Here’s a small example. Most adults realize that if they need someone to sincerely pay attention to them, an order of “Listen to me!” accompanied by finger pointing is rarely effective. Accordingly, most of us try “I” statements. Unfortunately, many times the “I” statement comes out sounding like “I need you to LISTEN TO ME!” The quandary many people face in this situation is that they don’t understand the components of a complete “I” statement or the reasoning behind the concept, so they can’t tell what is missing from their honest attempt to communicate well or why that component is important.

They don’t know what’s broken, so they don’t know where to start the repair process. If there are enough little broken or incomplete psychological skills underlying our daily life, we will start to cycle back into our old, disrupted relationship with ourselves. We will end up not liking ourselves again even if our community is a loving one.

Therefore, the purpose of this website is twofold:

First, to prove to you that, through no fault of your own, there were missing parts in your upbringing. The proof is accomplished by consistently juxtaposing the components of a good childhood next to what probably happened in your less-than-good upbringing. My job is to try to communicate as clearly as possible what you were entitled to growing up. Your job is to try to believe you deserved better.

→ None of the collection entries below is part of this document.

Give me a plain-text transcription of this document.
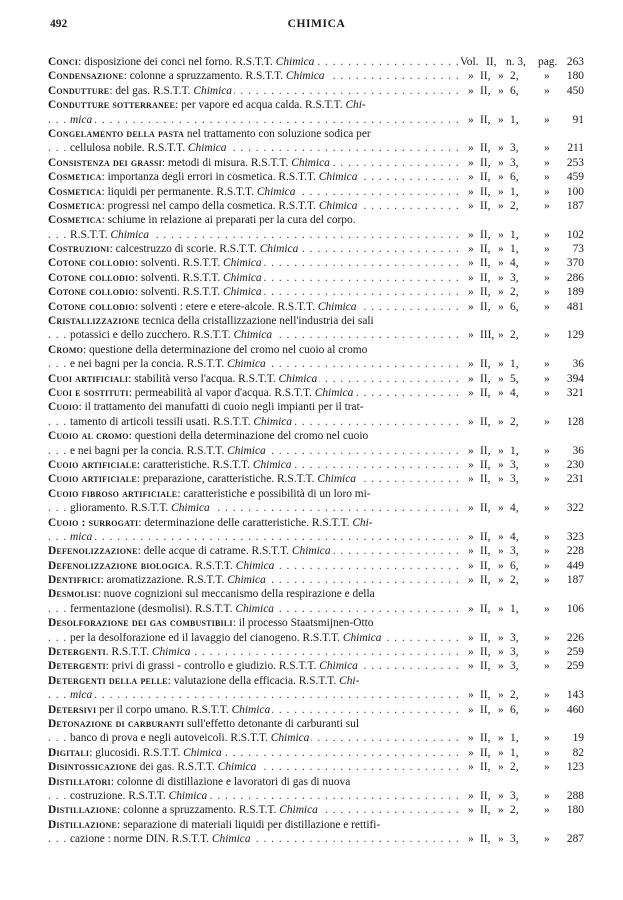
492	CHIMICA
. . . Conci: disposizione dei conci nel forno. R.S.T.T. Chimica	Vol. II, n. 3, pag. 263
. . . Condensazione: colonne a spruzzamento. R.S.T.T. Chimica	» II, » 2, » 180
. . . Condutture: del gas. R.S.T.T. Chimica	» II, » 6, » 450
Condutture sotterranee: per vapore ed acqua calda. R.S.T.T. Chi-
. . . mica	» II, » 1, » 91
Congelamento della pasta nel trattamento con soluzione sodica per
. . . cellulosa nobile. R.S.T.T. Chimica	» II, » 3, » 211
. . . Consistenza dei grassi: metodi di misura. R.S.T.T. Chimica	» II, » 3, » 253
. . . Cosmetica: importanza degli errori in cosmetica. R.S.T.T. Chimica	» II, » 6, » 459
. . . Cosmetica: liquidi per permanente. R.S.T.T. Chimica	» II, » 1, » 100
. . . Cosmetica: progressi nel campo della cosmetica. R.S.T.T. Chimica	» II, » 2, » 187
Cosmetica: schiume in relazione ai preparati per la cura del corpo.
. . . R.S.T.T. Chimica	» II, » 1, » 102
. . . Costruzioni: calcestruzzo di scorie. R.S.T.T. Chimica	» II, » 1, » 73
. . . Cotone collodio: solventi. R.S.T.T. Chimica	» II, » 4, » 370
. . . Cotone collodio: solventi. R.S.T.T. Chimica	» II, » 3, » 286
. . . Cotone collodio: solventi. R.S.T.T. Chimica	» II, » 2, » 189
. . . Cotone collodio: solventi : etere e etere-alcole. R.S.T.T. Chimica	» II, » 6, » 481
Cristallizzazione tecnica della cristallizzazione nell'industria dei sali
. . . potassici e dello zucchero. R.S.T.T. Chimica	» III, » 2, » 129
Cromo: questione della determinazione del cromo nel cuoio al cromo
. . . e nei bagni per la concia. R.S.T.T. Chimica	» II, » 1, » 36
. . . Cuoi artificiali: stabilità verso l'acqua. R.S.T.T. Chimica	» II, » 5, » 394
. . . Cuoi e sostituti: permeabilità al vapor d'acqua. R.S.T.T. Chimica	» II, » 4, » 321
Cuoio: il trattamento dei manufatti di cuoio negli impianti per il trat-
. . . tamento di articoli tessili usati. R.S.T.T. Chimica	» II, » 2, » 128
Cuoio al cromo: questioni della determinazione del cromo nel cuoio
. . . e nei bagni per la concia. R.S.T.T. Chimica	» II, » 1, » 36
. . . Cuoio artificiale: caratteristiche. R.S.T.T. Chimica	» II, » 3, » 230
. . . Cuoio artificiale: preparazione, caratteristiche. R.S.T.T. Chimica	» II, » 3, » 231
Cuoio fibroso artificiale: caratteristiche e possibilità di un loro mi-
. . . glioramento. R.S.T.T. Chimica	» II, » 4, » 322
Cuoio : surrogati: determinazione delle caratteristiche. R.S.T.T. Chi-
. . . mica	» II, » 4, » 323
. . . Defenolizzazione: delle acque di catrame. R.S.T.T. Chimica	» II, » 3, » 228
. . . Defenolizzazione biologica. R.S.T.T. Chimica	» II, » 6, » 449
. . . Dentifrici: aromatizzazione. R.S.T.T. Chimica	» II, » 2, » 187
Desmolisi: nuove cognizioni sul meccanismo della respirazione e della
. . . fermentazione (desmolisi). R.S.T.T. Chimica	» II, » 1, » 106
Desolforazione dei gas combustibili: il processo Staatsmijnen-Otto
. . . per la desolforazione ed il lavaggio del cianogeno. R.S.T.T. Chimica	» II, » 3, » 226
. . . Detergenti. R.S.T.T. Chimica	» II, » 3, » 259
. . . Detergenti: privi di grassi - controllo e giudizio. R.S.T.T. Chimica	» II, » 3, » 259
Detergenti della pelle: valutazione della efficacia. R.S.T.T. Chi-
. . . mica	» II, » 2, » 143
. . . Detersivi per il corpo umano. R.S.T.T. Chimica	» II, » 6, » 460
Detonazione di carburanti sull'effetto detonante di carburanti sul
. . . banco di prova e negli autoveicoli. R.S.T.T. Chimica	» II, » 1, » 19
. . . Digitali: glucosidi. R.S.T.T. Chimica	» II, » 1, » 82
. . . Disintossicazione dei gas. R.S.T.T. Chimica	» II, » 2, » 123
Distillatori: colonne di distillazione e lavoratori di gas di nuova
. . . costruzione. R.S.T.T. Chimica	» II, » 3, » 288
. . . Distillazione: colonne a spruzzamento. R.S.T.T. Chimica	» II, » 2, » 180
Distillazione: separazione di materiali liquidi per distillazione e rettifi-
. . . cazione : norme DIN. R.S.T.T. Chimica	» II, » 3, » 287
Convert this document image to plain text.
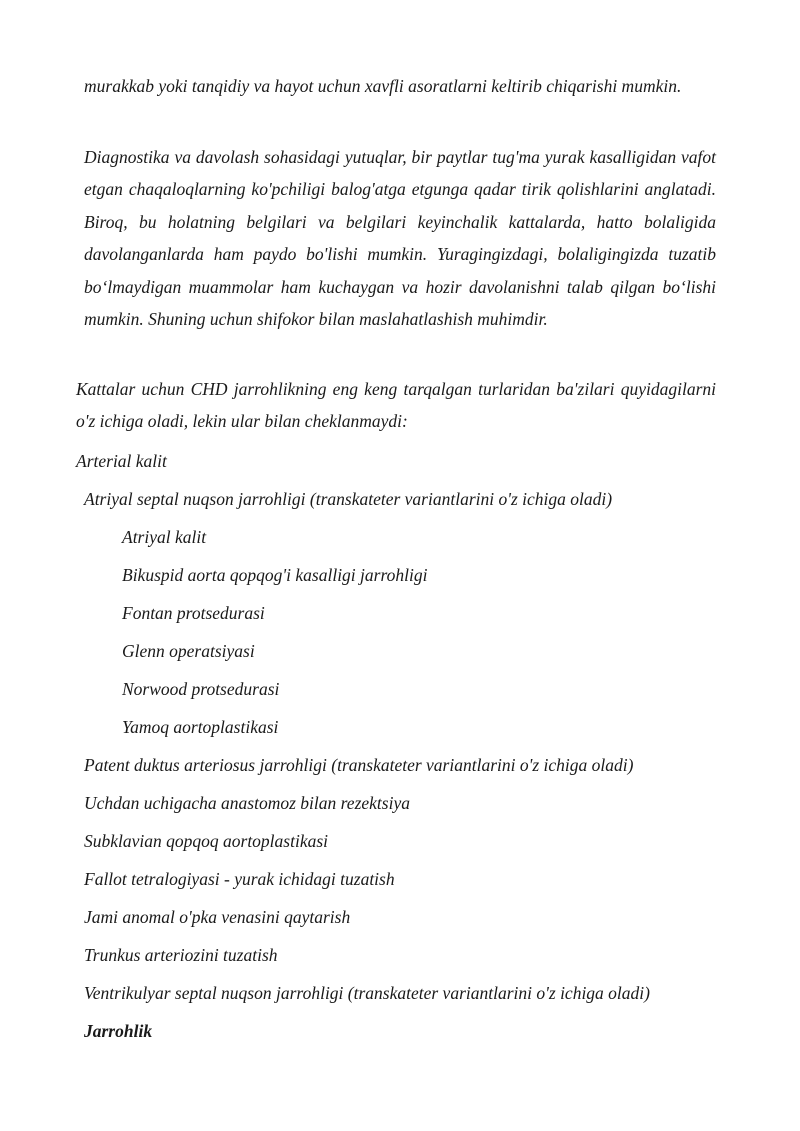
murakkab yoki tanqidiy va hayot uchun xavfli asoratlarni keltirib chiqarishi mumkin.

Diagnostika va davolash sohasidagi yutuqlar, bir paytlar tug'ma yurak kasalligidan vafot etgan chaqaloqlarning ko'pchiligi balog'atga etgunga qadar tirik qolishlarini anglatadi. Biroq, bu holatning belgilari va belgilari keyinchalik kattalarda, hatto bolaligida davolanganlarda ham paydo bo'lishi mumkin. Yuragingizdagi, bolaligingizda tuzatib bo‘lmaydigan muammolar ham kuchaygan va hozir davolanishni talab qilgan bo‘lishi mumkin. Shuning uchun shifokor bilan maslahatlashish muhimdir.

Kattalar uchun CHD jarrohlikning eng keng tarqalgan turlaridan ba'zilari quyidagilarni o'z ichiga oladi, lekin ular bilan cheklanmaydi:

Arterial kalit
Atriyal septal nuqson jarrohligi (transkateter variantlarini o'z ichiga oladi)
Atriyal kalit
Bikuspid aorta qopqog'i kasalligi jarrohligi
Fontan protsedurasi
Glenn operatsiyasi
Norwood protsedurasi
Yamoq aortoplastikasi
Patent duktus arteriosus jarrohligi (transkateter variantlarini o'z ichiga oladi)
Uchdan uchigacha anastomoz bilan rezektsiya
Subklavian qopqoq aortoplastikasi
Fallot tetralogiyasi - yurak ichidagi tuzatish
Jami anomal o'pka venasini qaytarish
Trunkus arteriozini tuzatish
Ventrikulyar septal nuqson jarrohligi (transkateter variantlarini o'z ichiga oladi)
Jarrohlik
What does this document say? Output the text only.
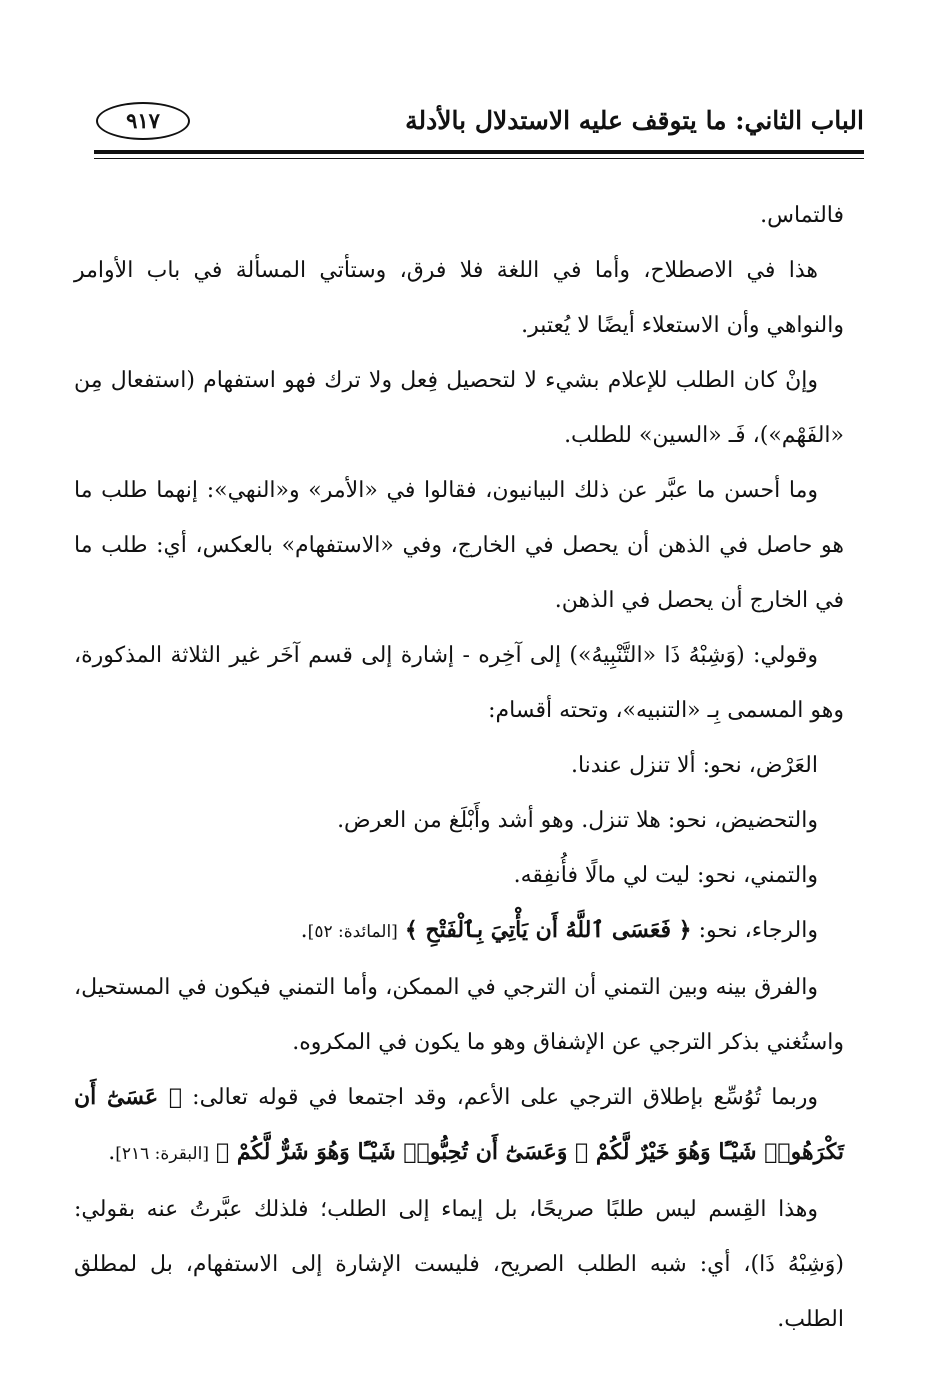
الباب الثاني: ما يتوقف عليه الاستدلال بالأدلة
٩١٧

فالتماس.

هذا في الاصطلاح، وأما في اللغة فلا فرق، وستأتي المسألة في باب الأوامر والنواهي وأن الاستعلاء أيضًا لا يُعتبر.

وإنْ كان الطلب للإعلام بشيء لا لتحصيل فِعل ولا ترك فهو استفهام (استفعال مِن «الفَهْم»)، فَـ «السين» للطلب.

وما أحسن ما عبَّر عن ذلك البيانيون، فقالوا في «الأمر» و«النهي»: إنهما طلب ما هو حاصل في الذهن أن يحصل في الخارج، وفي «الاستفهام» بالعكس، أي: طلب ما في الخارج أن يحصل في الذهن.

وقولي: (وَشِبْهُ ذَا «التَّنْبِيهُ») إلى آخِره - إشارة إلى قسم آخَر غير الثلاثة المذكورة، وهو المسمى بِـ «التنبيه»، وتحته أقسام:

العَرْض، نحو: ألا تنزل عندنا.

والتحضيض، نحو: هلا تنزل. وهو أشد وأَبْلَغ من العرض.

والتمني، نحو: ليت لي مالًا فأُنفِقه.

والرجاء، نحو: ﴿ فَعَسَى ٱللَّهُ أَن يَأْتِيَ بِٱلْفَتْحِ ﴾ [المائدة: ٥٢].

والفرق بينه وبين التمني أن الترجي في الممكن، وأما التمني فيكون في المستحيل، واستُغني بذكر الترجي عن الإشفاق وهو ما يكون في المكروه.

وربما تُوُسِّع بإطلاق الترجي على الأعم، وقد اجتمعا في قوله تعالى: ﴿ عَسَىٰٓ أَن تَكْرَهُوا۟ شَيْـًٔا وَهُوَ خَيْرٌ لَّكُمْ ۖ وَعَسَىٰٓ أَن تُحِبُّوا۟ شَيْـًٔا وَهُوَ شَرٌّ لَّكُمْ ﴾ [البقرة: ٢١٦].

وهذا القِسم ليس طلبًا صريحًا، بل إيماء إلى الطلب؛ فلذلك عبَّرتُ عنه بقولي: (وَشِبْهُ ذَا)، أي: شبه الطلب الصريح، فليست الإشارة إلى الاستفهام، بل لمطلق الطلب.
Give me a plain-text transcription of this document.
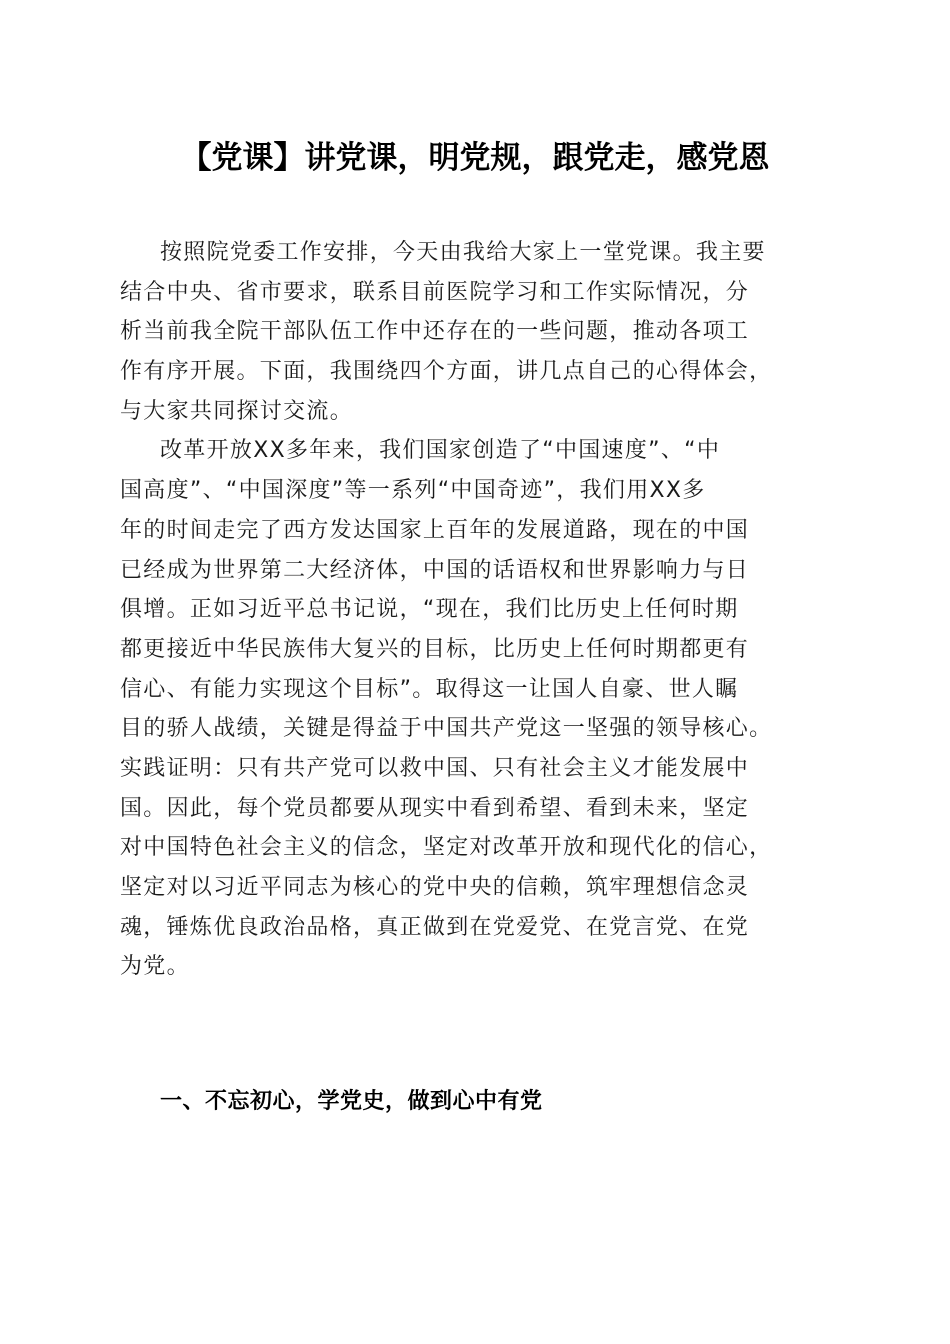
【党课】讲党课，明党规，跟党走，感党恩
按照院党委工作安排，今天由我给大家上一堂党课。我主要
结合中央、省市要求，联系目前医院学习和工作实际情况，分
析当前我全院干部队伍工作中还存在的一些问题，推动各项工
作有序开展。下面，我围绕四个方面，讲几点自己的心得体会，
与大家共同探讨交流。
改革开放XX多年来，我们国家创造了“中国速度”、“中
国高度”、“中国深度”等一系列“中国奇迹”，我们用XX多
年的时间走完了西方发达国家上百年的发展道路，现在的中国
已经成为世界第二大经济体，中国的话语权和世界影响力与日
俱增。正如习近平总书记说，“现在，我们比历史上任何时期
都更接近中华民族伟大复兴的目标，比历史上任何时期都更有
信心、有能力实现这个目标”。取得这一让国人自豪、世人瞩
目的骄人战绩，关键是得益于中国共产党这一坚强的领导核心。
实践证明：只有共产党可以救中国、只有社会主义才能发展中
国。因此，每个党员都要从现实中看到希望、看到未来，坚定
对中国特色社会主义的信念，坚定对改革开放和现代化的信心，
坚定对以习近平同志为核心的党中央的信赖，筑牢理想信念灵
魂，锤炼优良政治品格，真正做到在党爱党、在党言党、在党
为党。
一、不忘初心，学党史，做到心中有党
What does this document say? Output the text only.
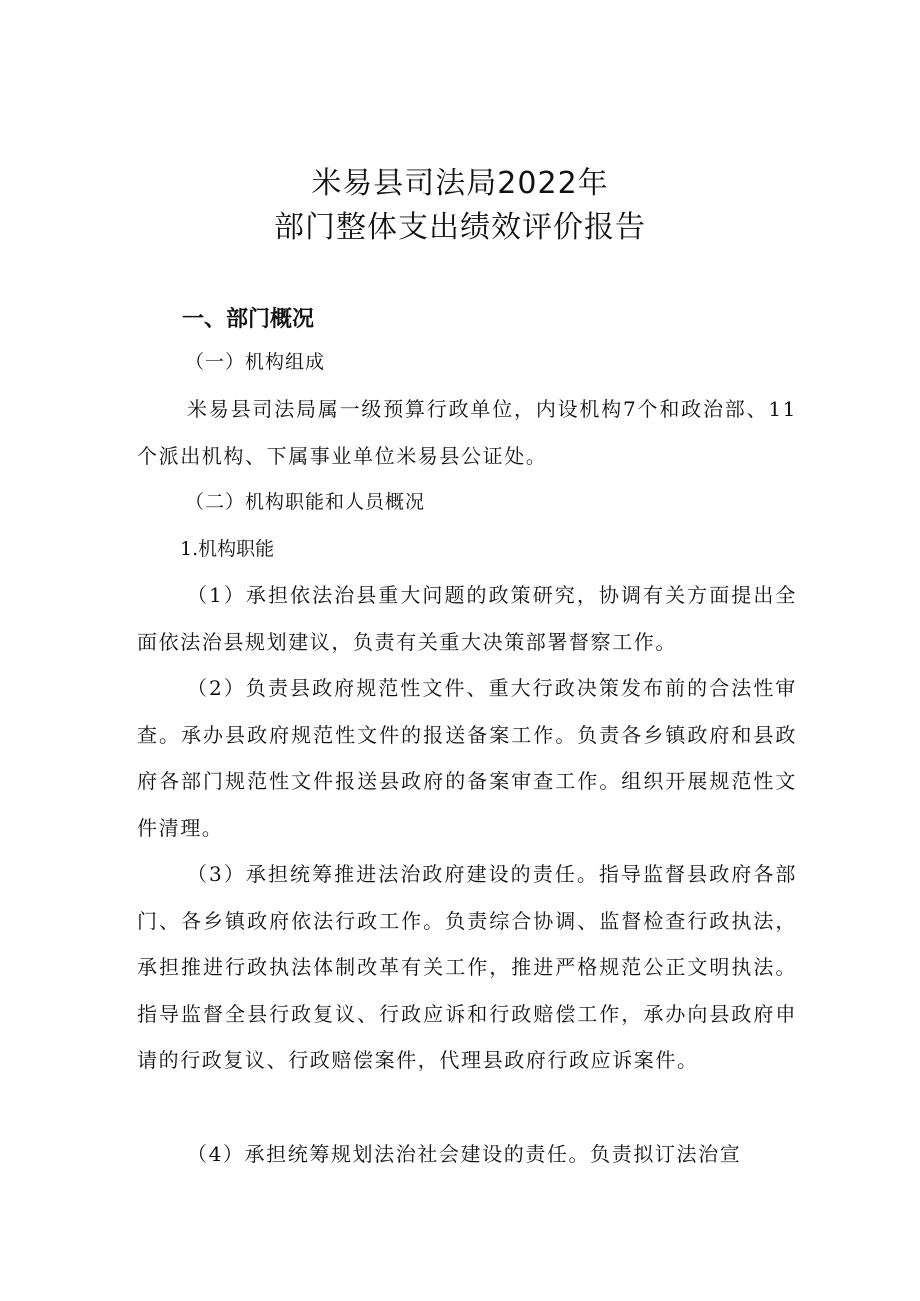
米易县司法局2022年
部门整体支出绩效评价报告
一、部门概况
（一）机构组成
米易县司法局属一级预算行政单位，内设机构7个和政治部、11个派出机构、下属事业单位米易县公证处。
（二）机构职能和人员概况
1.机构职能
（1）承担依法治县重大问题的政策研究，协调有关方面提出全面依法治县规划建议，负责有关重大决策部署督察工作。
（2）负责县政府规范性文件、重大行政决策发布前的合法性审查。承办县政府规范性文件的报送备案工作。负责各乡镇政府和县政府各部门规范性文件报送县政府的备案审查工作。组织开展规范性文件清理。
（3）承担统筹推进法治政府建设的责任。指导监督县政府各部门、各乡镇政府依法行政工作。负责综合协调、监督检查行政执法，承担推进行政执法体制改革有关工作，推进严格规范公正文明执法。指导监督全县行政复议、行政应诉和行政赔偿工作，承办向县政府申请的行政复议、行政赔偿案件，代理县政府行政应诉案件。
（4）承担统筹规划法治社会建设的责任。负责拟订法治宣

Second, this website is designed to provide a compendium of life skills that you can review quickly to find those skills in your repertoire that have missing parts. My job is to gather the most current psychological knowledge available concerning the life skills that run our lives and present it in a straightforward and accessible manner. Your job is to skim through the material, circle back to those skills that appear to be currently tripping you up (for it is much easier to learn something new when the new material can instantly make things a little easier for you) and then spend some serious quality time with yourself learning the skill. Together, you and I will uncover the missing pieces that have left your understanding of self-construction a little spotty.

Who I am

I am a licensed psychologist in private practice and have served as adjunct faculty at two universities, University of California, Santa Barbara, and Antioch University. My Ph.D. is in Counseling Psychology from the University of California, Santa Barbara. I am lucky to have been able to devote over 20 years of scholarship, clinical practice, university teaching, writing and speaking to my passion – developing strategies for optimizing existential intelligence. I have taught the model of existential intelligence to lay people, undergrads, advanced doctoral students and colleagues. Over time, wise clinicians start to customize their style of therapy to match their unique strengths. For me, I came to realize that there were two aspects of therapy that appealed to me the most and that I did best – reassuring people that they are not horribly flawed and sleuthing out the little pieces of knowledge that my clients didn’t know that they didn’t know. In my experience, when clients are released from the strangle hold of the shame they feel when they stumble in life and when they are filled in on the little life skills that underlie adulthood, then they were able to solve their own problems and motivate themselves to succeed. Meme by meme, this website is designed to help you provide these empowering lessons for yourself.

Note: This website is not meant to replace therapy. When you are in a crisis in your life, it is not the time to be doing self-directed growth projects.